Dr Irene Aligianis: Medical and Developmental Genetics

Brain MRI from a patient with Micro syndrome showing polymicorgyria and thinning of the corpus callosum

Identifying genes in brain and eye development

Summary

The aim of our research is to gain novel insights into how the eye and brain develop and function. Our approach is to identify genes that cause inherited disorders (mostly autosomal recessive conditions). Characterization of the proteins encoded for by these genes can lead to definition of gene networks and interactions which can be further explored using cell biology and model organisms. This allows us to gain insights into disease pathogenesis which can used to relate the relevant biological pathways to more common and complex diseases.

Although there is a clear role for the Rab3 pathway in cognition none of the effectors or regulators in this pathway have been involved in structural eye and brain developmental abnormalities such as those seen in Micro syndrome. We have recently identified that mutations in a different gene (MICRO3) cause the same disorder. This is particularly exciting as this is a poorly characterised protein whose role in trafficking is currently unclear. It has not been linked to the Rab3 pathway and its role in the brain and eye is just beginning to be explored. We are investigating the function of this new Micro protein on a cellular level and by identifying the protein network in which this gene functions and its relationship to the RAB3GAP1/2 genes. In addition the role of these proteins in eye and brain development will be evaluated in development using model organisms.

Collaborations within the unit

Professor Veronica van Heyningen
Professor Ian Jackson

Outwith the unit

Professor Eamonn Maher
Dr Ferenc Muller
University of Birmingham
Professsor Francis Barr
University of Liverpool
Professor Steve Wilson
UCL

Our work is funded by the Medical Research Council

Lab Members

Current lab members involved in this work are:

Dr Mark Handley Postdoctoral Researcher
Sarah Carpanini PhD Student

Purpose

I am a clinical geneticist and the identification of novel disease genes is directly relevant to families affected by these conditions as it provides them accurate molecular genetic diagnosis and insight into how and why these conditions have occurred. Exploring how these genes then function and which biological pathways they perturb, provides further insights into disease pathogenesis which forms the basis for the development of preventative and therapeutic interventions for these and related disorders in the future.

Themes

Warburg Micro syndrome (OMIM 60018) and Martsolf syndrome (OMIM 21270)

Our project focuses on investigating the pathogenesis of Micro and Martsolf syndromes. Children affected with these autosomal recessive disorders have complex eye and brain developmental problems and neurodegeneration.

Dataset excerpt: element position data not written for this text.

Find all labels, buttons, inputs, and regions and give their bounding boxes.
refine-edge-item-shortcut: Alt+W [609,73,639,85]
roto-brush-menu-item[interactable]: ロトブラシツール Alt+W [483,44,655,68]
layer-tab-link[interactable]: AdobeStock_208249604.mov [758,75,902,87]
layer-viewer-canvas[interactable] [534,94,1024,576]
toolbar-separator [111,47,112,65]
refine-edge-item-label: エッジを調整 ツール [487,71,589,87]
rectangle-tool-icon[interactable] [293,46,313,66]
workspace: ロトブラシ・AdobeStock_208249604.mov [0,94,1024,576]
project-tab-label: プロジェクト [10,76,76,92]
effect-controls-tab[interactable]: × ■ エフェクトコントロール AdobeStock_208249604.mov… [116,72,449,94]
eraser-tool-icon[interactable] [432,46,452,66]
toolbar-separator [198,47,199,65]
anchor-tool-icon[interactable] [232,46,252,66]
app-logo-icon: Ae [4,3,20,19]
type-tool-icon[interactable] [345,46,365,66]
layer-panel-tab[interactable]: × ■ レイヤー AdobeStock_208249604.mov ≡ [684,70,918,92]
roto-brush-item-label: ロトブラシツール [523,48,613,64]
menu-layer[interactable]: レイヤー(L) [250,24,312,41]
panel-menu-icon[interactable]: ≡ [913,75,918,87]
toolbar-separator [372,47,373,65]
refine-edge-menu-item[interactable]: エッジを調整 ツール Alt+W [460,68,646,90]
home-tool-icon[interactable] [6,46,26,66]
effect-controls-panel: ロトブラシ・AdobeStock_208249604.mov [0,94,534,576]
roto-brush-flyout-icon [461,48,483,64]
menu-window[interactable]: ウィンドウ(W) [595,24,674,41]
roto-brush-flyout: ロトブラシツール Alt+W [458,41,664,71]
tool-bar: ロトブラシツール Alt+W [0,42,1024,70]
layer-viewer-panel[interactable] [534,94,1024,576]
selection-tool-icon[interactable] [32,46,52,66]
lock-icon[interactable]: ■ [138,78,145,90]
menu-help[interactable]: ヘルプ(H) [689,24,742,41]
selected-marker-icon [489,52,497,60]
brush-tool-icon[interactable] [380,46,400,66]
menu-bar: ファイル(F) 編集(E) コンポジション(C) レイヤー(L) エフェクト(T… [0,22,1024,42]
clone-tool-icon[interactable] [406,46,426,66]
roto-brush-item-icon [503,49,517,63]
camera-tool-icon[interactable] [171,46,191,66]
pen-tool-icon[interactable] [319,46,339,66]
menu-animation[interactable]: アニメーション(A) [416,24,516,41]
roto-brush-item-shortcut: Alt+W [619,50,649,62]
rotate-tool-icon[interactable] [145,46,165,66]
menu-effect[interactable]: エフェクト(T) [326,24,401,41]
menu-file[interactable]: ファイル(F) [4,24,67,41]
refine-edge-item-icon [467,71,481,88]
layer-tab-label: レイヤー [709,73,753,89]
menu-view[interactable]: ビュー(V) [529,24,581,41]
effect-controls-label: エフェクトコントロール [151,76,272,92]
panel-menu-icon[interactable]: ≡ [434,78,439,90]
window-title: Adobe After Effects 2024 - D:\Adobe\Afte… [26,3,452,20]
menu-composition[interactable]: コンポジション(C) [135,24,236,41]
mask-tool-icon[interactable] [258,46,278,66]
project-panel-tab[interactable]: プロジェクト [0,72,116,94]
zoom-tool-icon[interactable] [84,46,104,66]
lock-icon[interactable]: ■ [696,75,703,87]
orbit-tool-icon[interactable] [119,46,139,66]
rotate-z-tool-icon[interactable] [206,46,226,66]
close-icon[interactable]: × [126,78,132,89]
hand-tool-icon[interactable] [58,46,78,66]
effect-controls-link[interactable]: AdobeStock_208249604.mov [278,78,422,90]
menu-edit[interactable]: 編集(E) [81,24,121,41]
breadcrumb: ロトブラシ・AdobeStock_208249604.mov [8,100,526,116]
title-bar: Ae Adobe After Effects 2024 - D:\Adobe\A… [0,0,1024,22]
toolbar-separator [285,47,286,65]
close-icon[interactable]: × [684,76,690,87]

Affected individuals have specific developmental malformations affecting several organ systems:

Eye: microphthalmia, microcornea, congenital cataracts and aberrant optic pathway development
Brain: microcephaly, polymicrogyria (a neuronal migration disorder), severe global developmental delay and spastic quadriplegia
Genital: hypothalamic hypogonadism manifested by micropenis, or labial and clitoral hypoplasia

Micro syndrome represents the severe end of the spectrum of these disorders while Martsolf syndrome has an overlapping but less severe phenotype. Previously we identified that mutations in genes encoding the RAB3GAP1 cause Micro syndrome (OMIM60018) and RAB3GAP2 cause Martsolf (OMIM 212720) syndromes. RAB3GAP1/2 encode the catalytic and noncatalytic subunits of the heterodimeric enzyme Rab3GAP. RAB3GAP however is a GAP protein that has been shown previously to specifically regulate the Rab3 pathway, which is implicated in regulating neurotransmitter and hormone release.